Lithium-ion batteries (LIBs) are a key electrochemical energy storage technology for mobile applications. In this context lithium titanate (LTO) is an attractive anode material for fast-charging LIBs and solid-state batteries (SSBs). The Li ion transport within LTO has a major impact on the performance of the anode in LIBs or SSBs. The Li vacancy diffusion in lithium-poor Li4Ti5O12 can take place either via 8ainit ↔ 16c ↔ 8afinal or a 8ainit ↔ 16c ↔ 48f ↔ 16dfinal diffusion path. To gain a more detailed understanding of the Li vacancy transport in LTO, we performed first principles molecular dynamics (FPMD) simulations in the temperature range from 800 K to 1000 K. To track the Li vacancies through the FPMD simulations, we introduce a method to distinguish the positions of multiple (Li) vacancies at each time. This method is used to characterize the diffusion path and the number of different diffusion steps. As a result, the majority of Li vacancy diffusion steps occur along the 8ainit ↔ 16c ↔ 8afinal.

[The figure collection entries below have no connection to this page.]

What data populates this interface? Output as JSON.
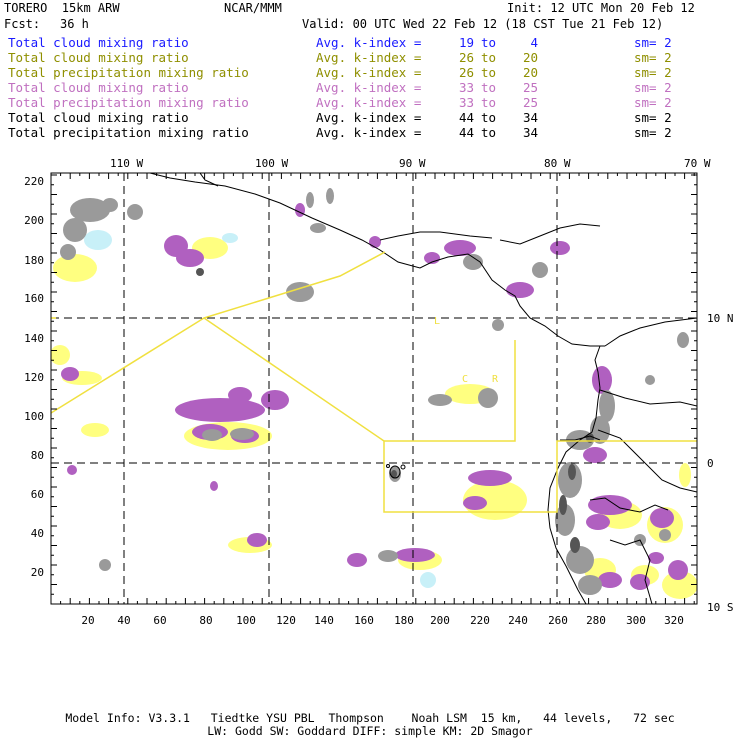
{
  "header": {
    "model": "TORERO  15km ARW",
    "org": "NCAR/MMM",
    "init": "Init: 12 UTC Mon 20 Feb 12",
    "fcst_label": "Fcst:",
    "fcst_value": "36 h",
    "valid": "Valid: 00 UTC Wed 22 Feb 12 (18 CST Tue 21 Feb 12)"
  },
  "legend": [
    {
      "name": "Total cloud mixing ratio",
      "k_label": "Avg. k-index =",
      "k_from": "19",
      "to": "to",
      "k_to": "4",
      "sm": "sm= 2",
      "color": "#1a1aff"
    },
    {
      "name": "Total cloud mixing ratio",
      "k_label": "Avg. k-index =",
      "k_from": "26",
      "to": "to",
      "k_to": "20",
      "sm": "sm= 2",
      "color": "#8f8f00"
    },
    {
      "name": "Total precipitation mixing ratio",
      "k_label": "Avg. k-index =",
      "k_from": "26",
      "to": "to",
      "k_to": "20",
      "sm": "sm= 2",
      "color": "#8f8f00"
    },
    {
      "name": "Total cloud mixing ratio",
      "k_label": "Avg. k-index =",
      "k_from": "33",
      "to": "to",
      "k_to": "25",
      "sm": "sm= 2",
      "color": "#c070c0"
    },
    {
      "name": "Total precipitation mixing ratio",
      "k_label": "Avg. k-index =",
      "k_from": "33",
      "to": "to",
      "k_to": "25",
      "sm": "sm= 2",
      "color": "#c070c0"
    },
    {
      "name": "Total cloud mixing ratio",
      "k_label": "Avg. k-index =",
      "k_from": "44",
      "to": "to",
      "k_to": "34",
      "sm": "sm= 2",
      "color": "#000000"
    },
    {
      "name": "Total precipitation mixing ratio",
      "k_label": "Avg. k-index =",
      "k_from": "44",
      "to": "to",
      "k_to": "34",
      "sm": "sm= 2",
      "color": "#000000"
    }
  ],
  "map": {
    "top_labels": [
      "110 W",
      "100 W",
      "90 W",
      "80 W",
      "70 W"
    ],
    "right_labels": [
      "10 N",
      "0",
      "10 S"
    ],
    "x_ticks": [
      "20",
      "40",
      "60",
      "80",
      "100",
      "120",
      "140",
      "160",
      "180",
      "200",
      "220",
      "240",
      "260",
      "280",
      "300",
      "320"
    ],
    "y_ticks": [
      "220",
      "200",
      "180",
      "160",
      "140",
      "120",
      "100",
      "80",
      "60",
      "40",
      "20"
    ],
    "colors": {
      "frame": "#000000",
      "grid": "#000000",
      "coast": "#000000",
      "yellow_line": "#f0e040",
      "fill_light_yellow": "#ffff80",
      "fill_yellow": "#f0f060",
      "fill_purple": "#b060c0",
      "fill_gray": "#909090",
      "fill_dark": "#505050",
      "fill_cyan": "#c8f0f8"
    }
  },
  "footer": {
    "line1": "Model Info: V3.3.1   Tiedtke YSU PBL  Thompson    Noah LSM  15 km,   44 levels,   72 sec",
    "line2": "LW: Godd SW: Goddard DIFF: simple KM: 2D Smagor"
  }
}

Moreover, the results indicate that the 16d Wyckoff position is a trapping site for Li vacancies. The dominant 8ainit ↔ 16c ↔ 8afinal path appears to compete with its back diffusion, which can be identified by the lifetime t16c of the 16c site. Our studies show that for t16c < 100 fs the back diffusion dominates, whereas for 100 fs ≤ t16c < 200 fs the 8ainit ↔ 16c ↔ 8afinal path dominates. In addition, the temperature-independent pre-factor D0 of the diffusion coefficient, as well as the attempt frequency Γ0 and the activation energy EA in lithium-poor LTO have been determined to be D0 = 1.5 × 10−3 cm2 s−1, as well as Γ0 = 6.6 THz and EA = 0.33 eV.